February 16th, 2010 at 7:39 am
A touching elegy to commemorate a killed US soldier D J Hartman in Dir. Irrespective to his ambition in our side, the death of a man whose young widow and a chubby son will be all tears. The death of a man is the death of every one. One recalls Hemingway’s famous novel titled ‘For Whom the Bell Tolls’. The great American writer terms the death of a Republican and the death of a Fascist of same meaningless gravity. But Mr Mosharraf declares the Iraq expedition as ‘misguided American war’. One wonders if it was ‘misguided’. No, sir, you should have second thought coming. American oil extracting companies are gushing Iraqi oil at less than two dollars a barrels. They are getting cheap oil to control global economy. What are we harnessed for? Only to be bombed either by drones or by suicide bomber with full devote heart to kill as many non-believers (Pakistanis) as possible.
Hamza Arshad
Lahore
February 16th, 2010 at 1:42 pm
In one of his best poems, Ahmed Faraz asks his readers what loss they are mourning for. He questions them about the loss in these words:
Unn noha-garo’n ka jinho’n ne hamein khud qatl kia, khud rotey hain?
Aisey bhi kahi’n dam-saaz huey, aisey jallad bhi hote hain?
Uss Maryam ka jiss ki izzat lut’ti hai bharey bazaro’n mein?
Uss Isa ka jo qatil hai, aur shamil hai gham-kharo’n mein?
Very touching article.
Here is what Charles Ferndale had to say about the victims of the AF-Pak war — which include both whites and non-whites. http://www.thenews.com.pk/editorial_detail.asp?id=224303
February 16th, 2010 at 2:25 pm
[...] This cup of tea was served by: Mosharraf Zaidi [...]
February 17th, 2010 at 2:50 pm
Agreed with Hamza Arshad where it says “The death of a man is the death of every one”. Indeed a very touching article and serves an eye-opener. Irrelevant of religious faith someone belongs to, we need to condemn EVERY act of violence in our society. This could happen to our loved ones also. The question of the day is not about the activities of a foreign personal in Pakistan but the trauma his family and friends will go through.
February 20th, 2010 at 8:01 pm
i think what u write has made me feel a bit of shame full but have inculcated in me a hell of anger for you. your’s article was a slap on the face of all the shuhadaa and you think their name not to be even worth remembered. I wish they had not fought and died for us and sorry to say but it goes in general for us and in particular for you.

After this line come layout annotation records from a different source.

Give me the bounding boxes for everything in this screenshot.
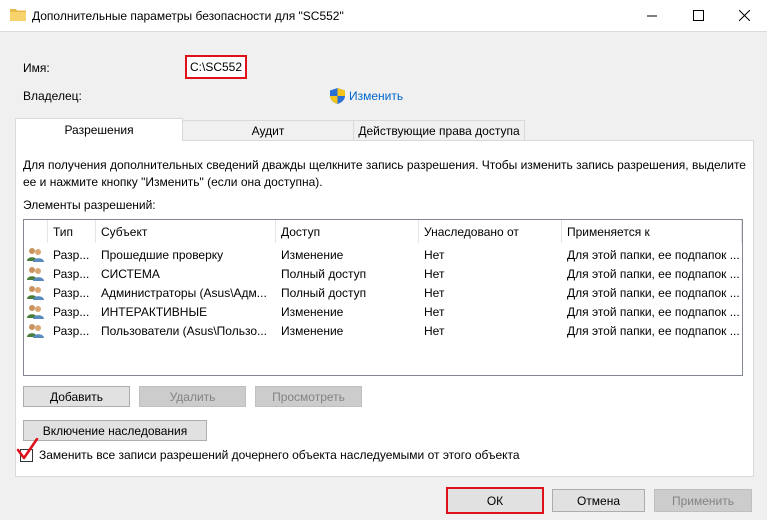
column-header-access[interactable]: Доступ: [276, 220, 419, 243]
list-header: Тип Субъект Доступ Унаследовано от Приме…: [24, 220, 742, 243]
row-applies: Для этой папки, ее подпапок ...: [567, 285, 740, 300]
row-applies: Для этой папки, ее подпапок ...: [567, 323, 740, 338]
ok-button-label: ОК: [486, 493, 504, 508]
cancel-button-label: Отмена: [576, 493, 621, 508]
enable-inheritance-button[interactable]: Включение наследования: [23, 420, 207, 441]
tab-permissions-label: Разрешения: [64, 123, 134, 137]
enable-inheritance-label: Включение наследования: [42, 423, 188, 438]
permissions-description: Для получения дополнительных сведений дв…: [23, 158, 746, 189]
table-row[interactable]: Разр... Прошедшие проверку Изменение Нет…: [24, 245, 742, 264]
replace-child-permissions-option[interactable]: Заменить все записи разрешений дочернего…: [16, 437, 520, 462]
ok-button[interactable]: ОК: [446, 487, 544, 514]
row-inherited: Нет: [424, 304, 445, 319]
row-type: Разр...: [53, 266, 90, 281]
tab-effective-access-label: Действующие права доступа: [358, 123, 520, 138]
row-applies: Для этой папки, ее подпапок ...: [567, 247, 740, 262]
row-subject: СИСТЕМА: [101, 266, 160, 281]
object-name-value: C:\SC552: [185, 55, 247, 79]
row-subject: Пользователи (Asus\Пользо...: [101, 323, 267, 338]
object-name-text: C:\SC552: [189, 60, 243, 74]
list-rows: Разр... Прошедшие проверку Изменение Нет…: [24, 245, 742, 340]
table-row[interactable]: Разр... Пользователи (Asus\Пользо... Изм…: [24, 321, 742, 340]
permission-entries-caption: Элементы разрешений:: [23, 198, 156, 212]
maximize-button[interactable]: [675, 0, 721, 31]
users-icon: [27, 324, 44, 338]
tab-permissions[interactable]: Разрешения: [15, 118, 183, 141]
row-subject: Прошедшие проверку: [101, 247, 224, 262]
view-button[interactable]: Просмотреть: [255, 386, 362, 407]
table-row[interactable]: Разр... СИСТЕМА Полный доступ Нет Для эт…: [24, 264, 742, 283]
row-access: Изменение: [281, 323, 344, 338]
minimize-button[interactable]: [629, 0, 675, 31]
row-type: Разр...: [53, 247, 90, 262]
users-icon: [27, 267, 44, 281]
row-access: Изменение: [281, 304, 344, 319]
row-subject: ИНТЕРАКТИВНЫЕ: [101, 304, 208, 319]
column-header-icon: [24, 220, 48, 243]
tab-effective-access[interactable]: Действующие права доступа: [353, 120, 525, 140]
add-button[interactable]: Добавить: [23, 386, 130, 407]
row-applies: Для этой папки, ее подпапок ...: [567, 266, 740, 281]
row-access: Полный доступ: [281, 285, 367, 300]
tab-audit-label: Аудит: [251, 123, 285, 138]
folder-icon: [10, 9, 26, 21]
users-icon: [27, 248, 44, 262]
table-row[interactable]: Разр... ИНТЕРАКТИВНЫЕ Изменение Нет Для …: [24, 302, 742, 321]
row-type: Разр...: [53, 323, 90, 338]
close-button[interactable]: [721, 0, 767, 31]
minimize-icon: [646, 15, 657, 17]
change-owner-label: Изменить: [349, 89, 404, 103]
apply-button-label: Применить: [671, 493, 734, 508]
row-type: Разр...: [53, 285, 90, 300]
remove-button-label: Удалить: [169, 389, 216, 404]
row-inherited: Нет: [424, 323, 445, 338]
users-icon: [27, 305, 44, 319]
view-button-label: Просмотреть: [272, 389, 345, 404]
row-access: Изменение: [281, 247, 344, 262]
apply-button[interactable]: Применить: [654, 489, 752, 512]
replace-child-permissions-checkbox[interactable]: [16, 437, 39, 462]
row-type: Разр...: [53, 304, 90, 319]
row-access: Полный доступ: [281, 266, 367, 281]
replace-child-permissions-label: Заменить все записи разрешений дочернего…: [39, 448, 520, 462]
window-title: Дополнительные параметры безопасности дл…: [32, 9, 344, 23]
users-icon: [27, 286, 44, 300]
tab-audit[interactable]: Аудит: [182, 120, 354, 140]
column-header-subject[interactable]: Субъект: [96, 220, 276, 243]
maximize-icon: [692, 10, 704, 21]
title-bar: Дополнительные параметры безопасности дл…: [0, 0, 767, 31]
row-inherited: Нет: [424, 247, 445, 262]
column-header-applies[interactable]: Применяется к: [562, 220, 742, 243]
row-inherited: Нет: [424, 266, 445, 281]
uac-shield-icon: [330, 88, 345, 104]
permission-entries-list[interactable]: Тип Субъект Доступ Унаследовано от Приме…: [23, 219, 743, 376]
owner-label: Владелец:: [23, 89, 82, 103]
column-header-type[interactable]: Тип: [48, 220, 96, 243]
row-subject: Администраторы (Asus\Адм...: [101, 285, 267, 300]
cancel-button[interactable]: Отмена: [552, 489, 645, 512]
table-row[interactable]: Разр... Администраторы (Asus\Адм... Полн…: [24, 283, 742, 302]
row-applies: Для этой папки, ее подпапок ...: [567, 304, 740, 319]
remove-button[interactable]: Удалить: [139, 386, 246, 407]
column-header-inherited[interactable]: Унаследовано от: [419, 220, 562, 243]
row-inherited: Нет: [424, 285, 445, 300]
close-icon: [738, 10, 750, 21]
checkmark-icon: [16, 437, 39, 459]
change-owner-link[interactable]: Изменить: [330, 88, 403, 104]
name-label: Имя:: [23, 61, 50, 75]
add-button-label: Добавить: [49, 389, 104, 404]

February 21st, 2010 at 11:22 am
@azam azim khan: if i didn’t think their names were worth remembering, i would not have written the article. i am disappointed that you did not at all comprehend this article. instead, you have entirely missed the point. why would i call these soldiers shaheed, if their memory was not worth honouring?
February 24th, 2010 at 12:13 pm
Your point is obvious and elegantly made. However, at the end of the article as a Pakistani, saddened I wondered whether something could have been said to highlight how our soldiers remain nameless in this so called war.
April 1st, 2010 at 8:40 pm
as a personal friend of davids i would like to thank you for humanizing as you said his death. it still seams as though it has not happened and he is still just deployed. thank you for everyones support and know that david did die doing what he loved. he died protecting his family and friends and the great country in which he lived for.
May 29th, 2010 at 7:57 pm
All I can say from the “Boot on the ground” level is that in horrific acts like that many mourn the loss of all. Not the the U.S. Soldiers but those children and Soldiers of PK as well. When an adult human being destroys children while on the path to destroy another adult human being; all of humanity is destoryed.